The New York Times has released the results of an internal study that finds the paper’s internal culture is often hostile to people of color and women. The entire report is here. A key excerpt:
Our current culture and systems are not enabling our work force to thrive and do its best work. This is true across many types of difference: race, gender identity, sexual orientation, ability, socioeconomic background, ideological viewpoints and more. But it is particularly true for people of color, many of whom described unsettling and sometimes painful day-to-day workplace experiences.

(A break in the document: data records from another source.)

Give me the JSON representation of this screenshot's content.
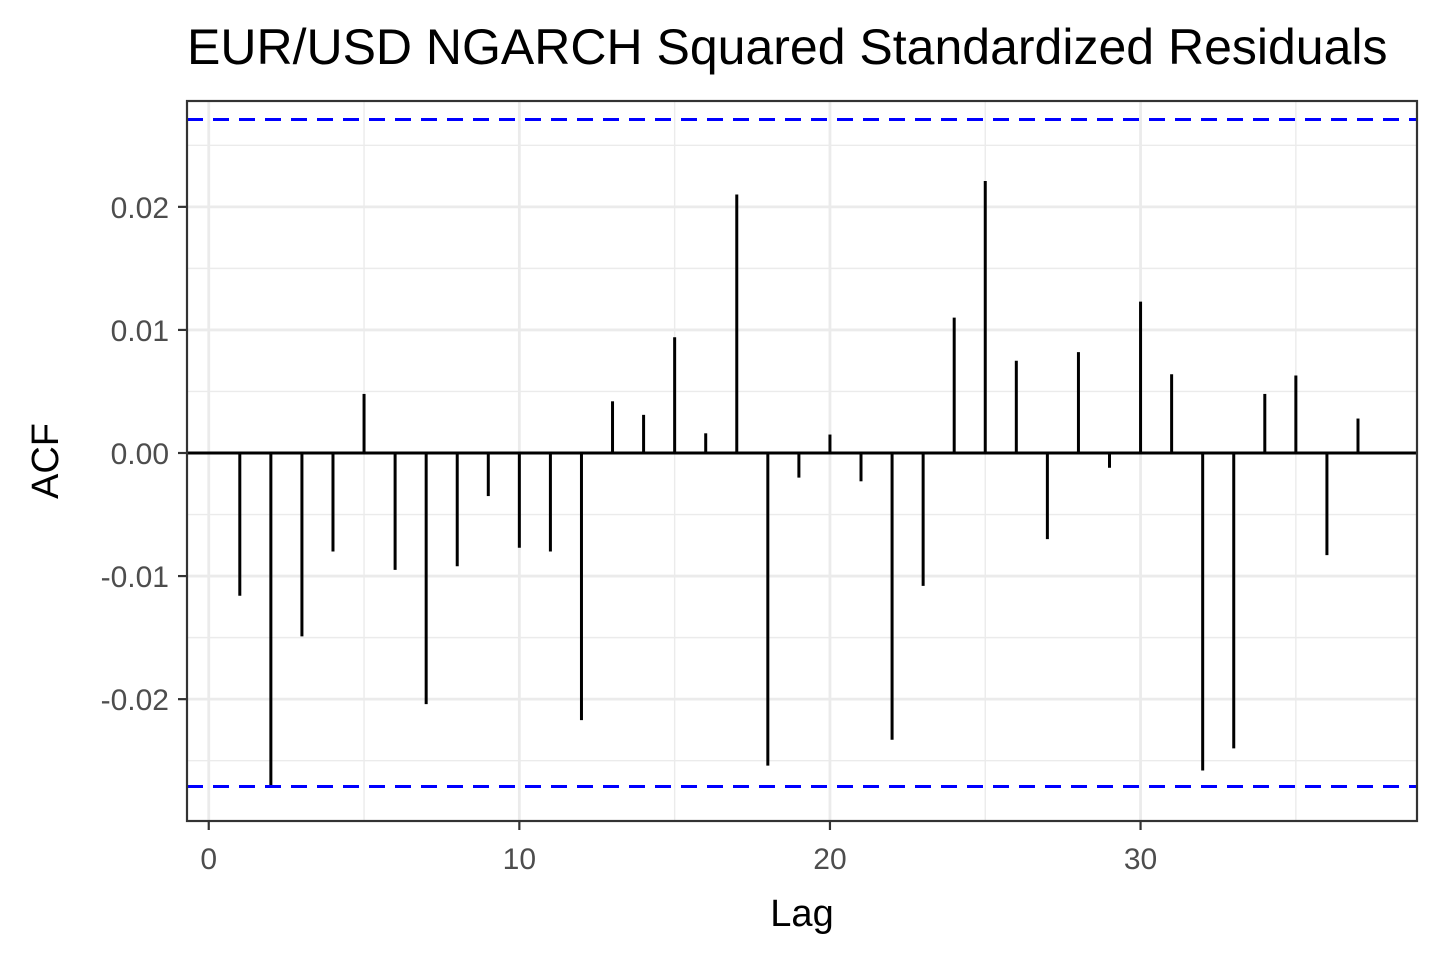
{
  "chart_data": {
    "type": "bar",
    "subtype": "acf-stem",
    "title": "EUR/USD NGARCH Squared Standardized Residuals",
    "xlabel": "Lag",
    "ylabel": "ACF",
    "xlim": [
      -0.7,
      38.9
    ],
    "ylim": [
      -0.0299,
      0.0286
    ],
    "x_ticks": [
      0,
      10,
      20,
      30
    ],
    "x_tick_labels": [
      "0",
      "10",
      "20",
      "30"
    ],
    "y_ticks": [
      -0.02,
      -0.01,
      0.0,
      0.01,
      0.02
    ],
    "y_tick_labels": [
      "-0.02",
      "-0.01",
      "0.00",
      "0.01",
      "0.02"
    ],
    "grid": true,
    "confidence_bound": 0.0271,
    "confidence_color": "#0000ff",
    "stem_color": "#000000",
    "lags": [
      1,
      2,
      3,
      4,
      5,
      6,
      7,
      8,
      9,
      10,
      11,
      12,
      13,
      14,
      15,
      16,
      17,
      18,
      19,
      20,
      21,
      22,
      23,
      24,
      25,
      26,
      27,
      28,
      29,
      30,
      31,
      32,
      33,
      34,
      35,
      36,
      37
    ],
    "values": [
      -0.0116,
      -0.0272,
      -0.0149,
      -0.008,
      0.0048,
      -0.0095,
      -0.0204,
      -0.0092,
      -0.0035,
      -0.0077,
      -0.008,
      -0.0217,
      0.0042,
      0.0031,
      0.0094,
      0.0016,
      0.021,
      -0.0254,
      -0.002,
      0.0015,
      -0.0023,
      -0.0233,
      -0.0108,
      0.011,
      0.0221,
      0.0075,
      -0.007,
      0.0082,
      -0.0012,
      0.0123,
      0.0064,
      -0.0258,
      -0.024,
      0.0048,
      0.0063,
      -0.0083,
      0.0028
    ]
  }
}
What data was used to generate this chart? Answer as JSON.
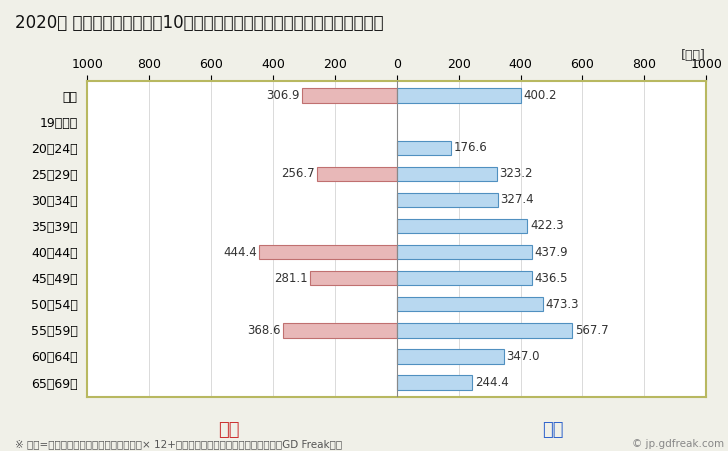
{
  "title": "2020年 民間企業（従業者数10人以上）フルタイム労働者の男女別平均年収",
  "unit_label": "[万円]",
  "footnote": "※ 年収=「きまって支給する現金給与額」× 12+「年間賞与その他特別給与額」としてGD Freak推計",
  "copyright": "© jp.gdfreak.com",
  "female_label": "女性",
  "male_label": "男性",
  "categories": [
    "全体",
    "19歳以下",
    "20～24歳",
    "25～29歳",
    "30～34歳",
    "35～39歳",
    "40～44歳",
    "45～49歳",
    "50～54歳",
    "55～59歳",
    "60～64歳",
    "65～69歳"
  ],
  "female_values": [
    306.9,
    0,
    0,
    256.7,
    0,
    0,
    444.4,
    281.1,
    0,
    368.6,
    0,
    0
  ],
  "male_values": [
    400.2,
    0,
    176.6,
    323.2,
    327.4,
    422.3,
    437.9,
    436.5,
    473.3,
    567.7,
    347.0,
    244.4
  ],
  "female_fill_color": "#e8b8b8",
  "female_edge_color": "#c07070",
  "male_fill_color": "#b8d8f0",
  "male_edge_color": "#5090c0",
  "female_label_color": "#cc3333",
  "male_label_color": "#3366cc",
  "background_color": "#f0f0e8",
  "plot_background_color": "#ffffff",
  "border_color": "#b8b860",
  "xlim": 1000,
  "bar_height": 0.55,
  "title_fontsize": 12,
  "tick_fontsize": 9,
  "value_fontsize": 8.5,
  "legend_fontsize": 13,
  "footnote_fontsize": 7.5
}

Tom Jones of Poynter has been reading it over, and he finds some telling statistics: 48% of hires in 2020 were people of color, bringing the percentage from 27% to 34% in the past six years. The percentage has risen from 17% to 23% in leadership positions, and the percentage of women employed by the Times has risen from 45% to 52%.
I suspect those numbers are better than what you’d find at most news organizations, although I also suspect that the Times — among the very few that’s been staffing up in recent years — could have done better still. And I heartily agree with Jones’ conclusion: “It also would be good to see all news organizations do the kind of self-evaluation that the Times has done and work toward making sure their newsroom cultures are where they should be.”
We can start with The Boston Globe, Boston’s public media outlets and television news operations.
Finally, of note: One of the three co-authors of the report is deputy managing editor Carolyn Ryan, an alum of the Globe and, before that, The Patriot Ledger of Quincy — and the subject of a profile in Insider this week that touts her as a possible successor to executive editor Dean Baquet.